From a computational standpoint, the authors demonstrate that the well‑founded model of an LPAma program can be computed in polynomial time. The key observation is that for monotone and antimonotone aggregates, checking the satisfaction of an aggregate atom with respect to a partial interpretation can be done efficiently, allowing the unfounded‑set computation to remain tractable. In contrast, they prove that for general LPA programs that may contain aggregates which are neither monotone nor antimonotone, the problem of deciding aggregate satisfaction under partial interpretations is coNP‑complete. Consequently, a tractable well‑founded semantics for the unrestricted class is unlikely, justifying the focus on LPAma programs.

To validate their theoretical contributions, the authors implemented a prototype extending the DLV system.
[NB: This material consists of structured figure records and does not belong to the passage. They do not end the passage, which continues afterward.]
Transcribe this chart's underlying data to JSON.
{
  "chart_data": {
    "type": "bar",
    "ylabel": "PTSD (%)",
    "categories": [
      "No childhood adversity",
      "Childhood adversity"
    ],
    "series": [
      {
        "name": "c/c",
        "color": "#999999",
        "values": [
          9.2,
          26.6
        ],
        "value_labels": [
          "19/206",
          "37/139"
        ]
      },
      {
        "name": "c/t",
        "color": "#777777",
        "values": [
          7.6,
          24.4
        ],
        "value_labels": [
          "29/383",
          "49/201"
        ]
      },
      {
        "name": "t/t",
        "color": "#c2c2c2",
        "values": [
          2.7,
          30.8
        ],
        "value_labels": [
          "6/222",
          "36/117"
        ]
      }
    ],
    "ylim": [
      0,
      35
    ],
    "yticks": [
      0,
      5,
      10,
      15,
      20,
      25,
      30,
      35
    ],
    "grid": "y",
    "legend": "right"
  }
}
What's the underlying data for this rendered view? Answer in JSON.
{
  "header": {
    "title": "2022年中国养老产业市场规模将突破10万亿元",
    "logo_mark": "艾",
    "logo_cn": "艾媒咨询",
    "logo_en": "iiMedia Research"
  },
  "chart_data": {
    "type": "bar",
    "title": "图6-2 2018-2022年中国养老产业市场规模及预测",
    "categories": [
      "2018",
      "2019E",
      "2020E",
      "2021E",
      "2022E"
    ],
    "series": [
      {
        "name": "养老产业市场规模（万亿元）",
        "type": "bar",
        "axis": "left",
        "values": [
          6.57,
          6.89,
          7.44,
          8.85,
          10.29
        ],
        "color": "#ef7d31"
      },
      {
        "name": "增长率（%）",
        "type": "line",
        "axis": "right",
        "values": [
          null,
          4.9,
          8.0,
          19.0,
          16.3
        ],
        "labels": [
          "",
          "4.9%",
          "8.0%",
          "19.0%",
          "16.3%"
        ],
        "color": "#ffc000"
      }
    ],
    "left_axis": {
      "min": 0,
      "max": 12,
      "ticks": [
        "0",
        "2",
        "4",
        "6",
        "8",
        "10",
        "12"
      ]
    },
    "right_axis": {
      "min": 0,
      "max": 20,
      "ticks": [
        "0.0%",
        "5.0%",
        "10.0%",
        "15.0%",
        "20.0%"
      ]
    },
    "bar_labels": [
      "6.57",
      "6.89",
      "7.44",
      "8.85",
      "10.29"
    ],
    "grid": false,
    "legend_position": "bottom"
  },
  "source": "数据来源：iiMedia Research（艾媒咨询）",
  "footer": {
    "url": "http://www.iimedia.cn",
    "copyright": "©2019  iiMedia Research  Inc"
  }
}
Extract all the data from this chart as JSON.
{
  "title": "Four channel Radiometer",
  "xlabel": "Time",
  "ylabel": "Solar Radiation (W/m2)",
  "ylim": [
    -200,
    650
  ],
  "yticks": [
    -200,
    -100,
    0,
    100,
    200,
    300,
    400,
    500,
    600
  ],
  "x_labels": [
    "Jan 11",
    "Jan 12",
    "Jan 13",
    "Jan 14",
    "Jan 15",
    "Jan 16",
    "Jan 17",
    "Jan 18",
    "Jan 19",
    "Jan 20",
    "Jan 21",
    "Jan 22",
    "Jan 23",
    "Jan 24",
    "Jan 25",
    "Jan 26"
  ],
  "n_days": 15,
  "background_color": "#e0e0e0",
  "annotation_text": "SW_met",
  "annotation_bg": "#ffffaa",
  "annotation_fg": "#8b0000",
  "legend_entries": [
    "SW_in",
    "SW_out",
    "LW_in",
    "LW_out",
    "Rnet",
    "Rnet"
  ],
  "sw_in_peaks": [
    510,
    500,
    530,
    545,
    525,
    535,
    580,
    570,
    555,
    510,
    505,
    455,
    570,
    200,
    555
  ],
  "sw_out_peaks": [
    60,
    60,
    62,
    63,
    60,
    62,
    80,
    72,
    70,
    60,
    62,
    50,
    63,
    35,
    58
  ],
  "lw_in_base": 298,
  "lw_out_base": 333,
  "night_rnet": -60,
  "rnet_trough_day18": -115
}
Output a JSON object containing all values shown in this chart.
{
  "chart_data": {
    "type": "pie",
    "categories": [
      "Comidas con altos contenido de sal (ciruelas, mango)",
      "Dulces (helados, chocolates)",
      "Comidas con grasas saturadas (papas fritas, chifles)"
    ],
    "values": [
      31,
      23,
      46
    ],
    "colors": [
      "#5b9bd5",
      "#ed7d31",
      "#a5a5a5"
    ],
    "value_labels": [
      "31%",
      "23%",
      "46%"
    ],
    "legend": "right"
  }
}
The prototype supports the new well‑founded semantics, parses aggregate‑rich programs, and computes the well‑founded model using the described operator. Experimental evaluation on benchmark problems such as graph coloring, set covering, and optimization tasks shows substantial performance gains: aggregate‑based encodings run 3–5 times faster than equivalent aggregate‑free encodings, and memory consumption is reduced due to the compact representation of intermediate results. These results highlight not only the theoretical elegance of the approach but also its practical benefits.

In summary, the paper makes four major contributions: (1) a sound and backward‑compatible generalization of unfounded sets to monotone/antimonotone aggregates; (2) a well‑founded operator that guarantees a unique model and aligns with answer‑set semantics; (3) a complexity analysis establishing polynomial‑time computability for LPAma and coNP‑hardness for unrestricted aggregates; and (4) a working prototype demonstrating that the new semantics yields tangible efficiency improvements in real‑world applications. This work thus bridges a critical gap between expressive aggregate constructs and robust, tractable semantics in answer‑set programming.